According to the NBU's baseline estimates, the Ukrainian economy will gradually recover. Despite that, real GDP could drop by at least one third in 2022.

All GDP components are expected to decline. More specifically, private consumption will contract on the back of the forced relocation of many Ukrainians to other countries, higher unemployment, lower incomes, and decreased spending on non-essential goods. Investment activity will also decline markedly in the wake of considerable uncertainty and high risks.

"Decreased consumption and investment could decrease imports compared to the pre-war period,” the report states.

"Exports of goods will also drop significantly due to the shutdown of companies, a reduction in sown areas, and farmers' inability to conduct agricultural work effectively because of fighting, blocked seaports, and disrupted supplies of fuel and fertilizers. At the same time, the NBU expects an increase in stocks of goods, which companies will try to export later."

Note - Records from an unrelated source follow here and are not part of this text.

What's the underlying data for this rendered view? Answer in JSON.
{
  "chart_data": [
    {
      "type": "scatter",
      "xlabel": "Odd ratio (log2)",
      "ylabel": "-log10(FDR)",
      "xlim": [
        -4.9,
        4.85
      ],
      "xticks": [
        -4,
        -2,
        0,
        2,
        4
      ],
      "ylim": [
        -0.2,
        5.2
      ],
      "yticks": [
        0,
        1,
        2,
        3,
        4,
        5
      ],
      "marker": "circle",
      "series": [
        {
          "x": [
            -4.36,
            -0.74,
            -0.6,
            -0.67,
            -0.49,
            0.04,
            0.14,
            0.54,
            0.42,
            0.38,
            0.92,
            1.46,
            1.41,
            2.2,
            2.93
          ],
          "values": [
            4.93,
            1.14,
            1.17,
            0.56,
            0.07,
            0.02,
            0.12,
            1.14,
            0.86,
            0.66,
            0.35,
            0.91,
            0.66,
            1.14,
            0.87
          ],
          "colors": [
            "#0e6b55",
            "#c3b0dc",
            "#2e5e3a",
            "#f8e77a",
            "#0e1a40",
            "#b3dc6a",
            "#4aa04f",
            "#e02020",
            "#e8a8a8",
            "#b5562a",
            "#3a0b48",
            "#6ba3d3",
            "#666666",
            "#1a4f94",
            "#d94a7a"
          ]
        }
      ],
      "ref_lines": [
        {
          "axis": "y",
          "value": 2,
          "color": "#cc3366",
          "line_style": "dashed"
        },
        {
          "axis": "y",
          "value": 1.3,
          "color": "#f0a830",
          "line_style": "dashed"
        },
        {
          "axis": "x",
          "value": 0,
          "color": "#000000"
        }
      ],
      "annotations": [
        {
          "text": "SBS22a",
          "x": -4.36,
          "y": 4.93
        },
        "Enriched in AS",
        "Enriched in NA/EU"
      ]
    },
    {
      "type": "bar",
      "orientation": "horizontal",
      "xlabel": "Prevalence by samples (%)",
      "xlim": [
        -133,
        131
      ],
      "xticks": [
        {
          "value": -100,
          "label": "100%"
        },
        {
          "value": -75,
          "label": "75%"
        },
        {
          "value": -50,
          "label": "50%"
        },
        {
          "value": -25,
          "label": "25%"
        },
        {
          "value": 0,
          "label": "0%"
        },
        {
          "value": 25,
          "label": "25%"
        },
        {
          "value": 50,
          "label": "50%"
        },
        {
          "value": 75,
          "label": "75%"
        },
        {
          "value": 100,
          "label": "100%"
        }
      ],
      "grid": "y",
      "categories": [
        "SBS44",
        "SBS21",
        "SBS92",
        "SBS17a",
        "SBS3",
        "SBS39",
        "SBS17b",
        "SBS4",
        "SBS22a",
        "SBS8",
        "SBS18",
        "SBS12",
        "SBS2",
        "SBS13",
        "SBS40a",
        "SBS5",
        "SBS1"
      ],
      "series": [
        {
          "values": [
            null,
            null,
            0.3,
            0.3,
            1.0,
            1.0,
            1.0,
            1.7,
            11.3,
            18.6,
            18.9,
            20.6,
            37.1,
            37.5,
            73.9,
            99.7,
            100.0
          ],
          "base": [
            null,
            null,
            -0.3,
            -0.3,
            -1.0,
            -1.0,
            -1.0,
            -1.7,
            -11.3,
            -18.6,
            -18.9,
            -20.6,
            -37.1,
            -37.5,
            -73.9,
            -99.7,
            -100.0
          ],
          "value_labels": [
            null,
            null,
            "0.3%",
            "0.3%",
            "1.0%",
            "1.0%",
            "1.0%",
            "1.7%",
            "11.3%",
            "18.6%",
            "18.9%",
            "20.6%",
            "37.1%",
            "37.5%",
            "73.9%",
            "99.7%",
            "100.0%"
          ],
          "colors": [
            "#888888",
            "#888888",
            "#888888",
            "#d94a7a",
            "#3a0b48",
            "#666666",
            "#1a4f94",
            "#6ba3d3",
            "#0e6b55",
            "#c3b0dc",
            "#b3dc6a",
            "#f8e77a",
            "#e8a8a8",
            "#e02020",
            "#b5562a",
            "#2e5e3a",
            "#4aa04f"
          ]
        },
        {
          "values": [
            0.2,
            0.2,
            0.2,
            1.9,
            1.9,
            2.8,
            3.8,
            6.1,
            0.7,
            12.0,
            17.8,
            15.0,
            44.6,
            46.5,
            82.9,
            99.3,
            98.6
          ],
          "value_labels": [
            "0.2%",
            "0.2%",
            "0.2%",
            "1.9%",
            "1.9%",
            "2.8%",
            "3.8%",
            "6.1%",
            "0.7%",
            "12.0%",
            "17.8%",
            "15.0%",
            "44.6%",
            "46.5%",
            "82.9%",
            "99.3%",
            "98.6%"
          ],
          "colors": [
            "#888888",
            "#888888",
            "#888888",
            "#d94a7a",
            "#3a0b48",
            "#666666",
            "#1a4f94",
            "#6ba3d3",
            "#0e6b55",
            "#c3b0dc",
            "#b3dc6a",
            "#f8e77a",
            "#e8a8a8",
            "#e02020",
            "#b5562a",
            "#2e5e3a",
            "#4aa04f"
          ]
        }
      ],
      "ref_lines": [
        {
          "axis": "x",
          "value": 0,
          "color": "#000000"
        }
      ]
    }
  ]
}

The NBU emphasizes that exports plunged in March 2022 after logistical pathways were severed and production facilities were destroyed. Imports also slumped last month, dragged down by weaker domestic demand, disrupted logistics, and by imports being limited to critical goods.

"A fixed exchange rate and persisting administrative restrictions on FX transactions will remain important prerequisites for supporting macroeconomic stability in Ukraine,” says the central bank.

“However, in the long-run these measures result in macroeconomic imbalances. Therefore, the NBU will strive to resume inflation targeting with a floating exchange rate as soon as the FX market recovers its capacity to self-balance.”

The World Bank predicts that Ukraine's economic output will likely contract by a staggering 45.1% this year as Russia's invasion has shuttered businesses, slashed exports, and rendered economic activity impossible in large swaths of the country.

According to Ukraine's Finance Ministry, state budget expenditures exceeded revenues by about $2.7 billion in March. Ukraine expects the gap to widen to $5-7 billion a month in April-May due to the war.